Rabbi Yosef Wolff, the chief rabbi of Ukraine's Kherson region, posted on Tuesday a video of himself from the liberated city, having returned to celebrate the holiday of Purim with the remaining local Jewish community months after he was forced to flee due to the Russian invasion.
"There's nothing like coming back home," he said. "The Jewish community that is still in Kherson welcomed me with tears of joy and excitement."
Wolff stressed how important it was for him to celebrate the Jewish festival with his flock in Kherson under any circumstance.
"It's still dangerous to walk around the streets here and there is constant shelling by the Russians that are fortified on the other side of the Dnipro River. I hope that soon enough I will be able to return to the city together with my family," the rabbi said.

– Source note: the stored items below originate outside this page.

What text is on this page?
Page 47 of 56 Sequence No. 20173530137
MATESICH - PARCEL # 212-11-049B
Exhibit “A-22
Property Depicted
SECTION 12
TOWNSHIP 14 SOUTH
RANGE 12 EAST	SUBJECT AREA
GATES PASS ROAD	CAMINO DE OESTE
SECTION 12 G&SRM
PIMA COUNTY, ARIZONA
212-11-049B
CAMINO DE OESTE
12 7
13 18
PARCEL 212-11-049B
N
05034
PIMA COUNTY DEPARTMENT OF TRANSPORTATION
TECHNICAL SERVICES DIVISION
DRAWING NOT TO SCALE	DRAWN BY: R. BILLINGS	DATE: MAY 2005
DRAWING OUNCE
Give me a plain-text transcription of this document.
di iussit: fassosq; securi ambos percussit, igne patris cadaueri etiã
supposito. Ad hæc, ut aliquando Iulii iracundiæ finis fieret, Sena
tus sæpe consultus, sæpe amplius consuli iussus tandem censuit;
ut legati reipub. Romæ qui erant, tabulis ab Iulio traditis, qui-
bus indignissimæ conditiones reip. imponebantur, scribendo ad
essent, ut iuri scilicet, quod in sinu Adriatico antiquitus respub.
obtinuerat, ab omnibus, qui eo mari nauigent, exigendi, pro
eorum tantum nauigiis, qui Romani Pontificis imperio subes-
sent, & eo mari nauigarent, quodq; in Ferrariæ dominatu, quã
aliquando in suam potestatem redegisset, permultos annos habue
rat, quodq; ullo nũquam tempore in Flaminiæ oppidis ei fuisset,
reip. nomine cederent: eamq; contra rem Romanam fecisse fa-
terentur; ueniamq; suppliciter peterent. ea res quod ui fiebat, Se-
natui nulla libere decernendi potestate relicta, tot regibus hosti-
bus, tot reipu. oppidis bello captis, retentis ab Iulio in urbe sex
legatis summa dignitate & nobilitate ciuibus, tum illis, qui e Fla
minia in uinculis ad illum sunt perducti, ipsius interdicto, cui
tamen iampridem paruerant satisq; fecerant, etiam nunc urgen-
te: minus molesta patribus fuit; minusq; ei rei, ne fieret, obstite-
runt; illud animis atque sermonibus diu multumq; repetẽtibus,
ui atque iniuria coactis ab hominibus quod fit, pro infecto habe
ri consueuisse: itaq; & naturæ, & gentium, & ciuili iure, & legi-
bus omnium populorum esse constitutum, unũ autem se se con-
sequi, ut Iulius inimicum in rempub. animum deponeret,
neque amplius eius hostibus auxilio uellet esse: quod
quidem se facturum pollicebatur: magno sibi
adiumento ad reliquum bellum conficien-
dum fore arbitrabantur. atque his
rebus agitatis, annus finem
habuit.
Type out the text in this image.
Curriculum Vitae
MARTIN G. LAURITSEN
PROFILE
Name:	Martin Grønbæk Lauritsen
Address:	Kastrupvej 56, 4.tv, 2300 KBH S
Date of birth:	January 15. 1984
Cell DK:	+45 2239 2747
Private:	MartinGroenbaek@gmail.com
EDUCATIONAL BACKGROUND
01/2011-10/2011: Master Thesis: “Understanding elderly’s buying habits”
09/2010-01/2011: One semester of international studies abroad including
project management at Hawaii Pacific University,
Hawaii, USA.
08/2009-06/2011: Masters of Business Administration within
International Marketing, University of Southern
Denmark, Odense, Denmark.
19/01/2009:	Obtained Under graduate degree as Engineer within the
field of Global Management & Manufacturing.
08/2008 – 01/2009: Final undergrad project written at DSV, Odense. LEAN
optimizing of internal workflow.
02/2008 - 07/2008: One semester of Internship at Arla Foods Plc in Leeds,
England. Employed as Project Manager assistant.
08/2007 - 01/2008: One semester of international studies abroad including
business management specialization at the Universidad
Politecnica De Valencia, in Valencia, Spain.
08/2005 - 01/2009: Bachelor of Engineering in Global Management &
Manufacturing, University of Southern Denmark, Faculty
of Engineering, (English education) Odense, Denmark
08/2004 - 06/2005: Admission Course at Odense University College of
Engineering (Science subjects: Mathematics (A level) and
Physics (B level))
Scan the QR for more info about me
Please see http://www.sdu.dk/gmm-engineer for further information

"We read the Book of Esther, we had a mishte (banquet), and there was also local music."
Israeli-born Wolff, who has been a Chabad emissary to the city for the past 30 years, was forced to flee Kherson alongside his family last year due to Russian bombardments and they have been residing in Germany since. Wolff plans to join his brother, who recently reopened his orphanage in Odessa after a year-long stay in Berlin.
Before World War II Kherson was home to sprawling Jewish agricultural settlements. However, most Jews working there were murdered by Nazis in 1941. Years after, the community in Kherson was reestablished, but now only numbering several hundred.